"Die Konjunktur bricht nicht weg"
BDI zieht nach und senkt Prognose

Nach den führenden Wirtschaftsforschungsinstituten hat auch der Bundesverband der Deutschen Industrie (BDI) seine Konjunkturprognose für das kommende Jahr deutlich abgesenkt.
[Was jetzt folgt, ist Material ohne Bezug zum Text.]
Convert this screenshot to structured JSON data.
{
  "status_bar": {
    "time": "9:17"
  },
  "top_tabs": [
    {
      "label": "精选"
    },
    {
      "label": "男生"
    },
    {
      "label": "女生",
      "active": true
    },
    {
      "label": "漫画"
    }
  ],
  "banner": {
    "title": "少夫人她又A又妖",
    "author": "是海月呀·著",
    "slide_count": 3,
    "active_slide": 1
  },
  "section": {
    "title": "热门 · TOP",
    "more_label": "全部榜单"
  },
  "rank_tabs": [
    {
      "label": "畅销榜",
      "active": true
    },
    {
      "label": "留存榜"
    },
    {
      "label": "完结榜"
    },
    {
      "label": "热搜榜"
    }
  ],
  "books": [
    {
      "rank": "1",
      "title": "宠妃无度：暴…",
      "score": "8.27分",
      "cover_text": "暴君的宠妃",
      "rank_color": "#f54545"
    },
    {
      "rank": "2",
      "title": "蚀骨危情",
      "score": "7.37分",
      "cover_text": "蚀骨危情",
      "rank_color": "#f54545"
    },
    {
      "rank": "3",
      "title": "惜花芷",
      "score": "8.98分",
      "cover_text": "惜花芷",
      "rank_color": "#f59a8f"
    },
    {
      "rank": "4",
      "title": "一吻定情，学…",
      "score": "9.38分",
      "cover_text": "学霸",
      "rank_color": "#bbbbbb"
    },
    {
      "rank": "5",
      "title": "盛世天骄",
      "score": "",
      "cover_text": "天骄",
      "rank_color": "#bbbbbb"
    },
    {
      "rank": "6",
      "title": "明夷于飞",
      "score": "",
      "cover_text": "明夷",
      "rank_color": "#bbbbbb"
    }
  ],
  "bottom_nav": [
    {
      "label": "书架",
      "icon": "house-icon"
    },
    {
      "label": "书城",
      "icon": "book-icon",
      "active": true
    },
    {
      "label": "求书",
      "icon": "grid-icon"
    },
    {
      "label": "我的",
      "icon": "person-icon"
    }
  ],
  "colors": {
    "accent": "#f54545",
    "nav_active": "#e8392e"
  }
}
HB BERLIN. Die frühere Prognose von zwei Prozent Wachstum könne man nicht wiederholen, sagte der BDI-Volkswirt Reinhard Kudiß der „Berliner Zeitung“ (Mittwochausgabe). „Sie sind nicht mehr erreichbar.“ Der BDI erwarte aber immerhin noch ein Wachstum von etwa 1,5 Prozent, fügte Kudiß hinzu. Er warnte davor, den Aufschwung gänzlich abzuschreiben. „Die Konjunktur bricht nicht weg“, sagte er. Deutschland könne nach wie vor von der robusten Weltwirtschaft profitieren. Das Exportwachstum werde sich zwar leicht abschwächen, doch würden voraussichtlich mehr Investitionen im Inland getätigt.

Pessimistisch zeigte sich Kudiß beim privaten Konsum. Als Grund verwies er auf geringe Lohnsteigerungen, auf eine Sparquote, die auf dem höchsten Stand seit 1995 sei, und auf die anhaltende Sorge der Bürger um ihre Arbeitsplätze. Solange es keine Bewegung am Arbeitsmarkt gebe, solange werde auch der private Konsum nicht steigen, sagte Kudiß.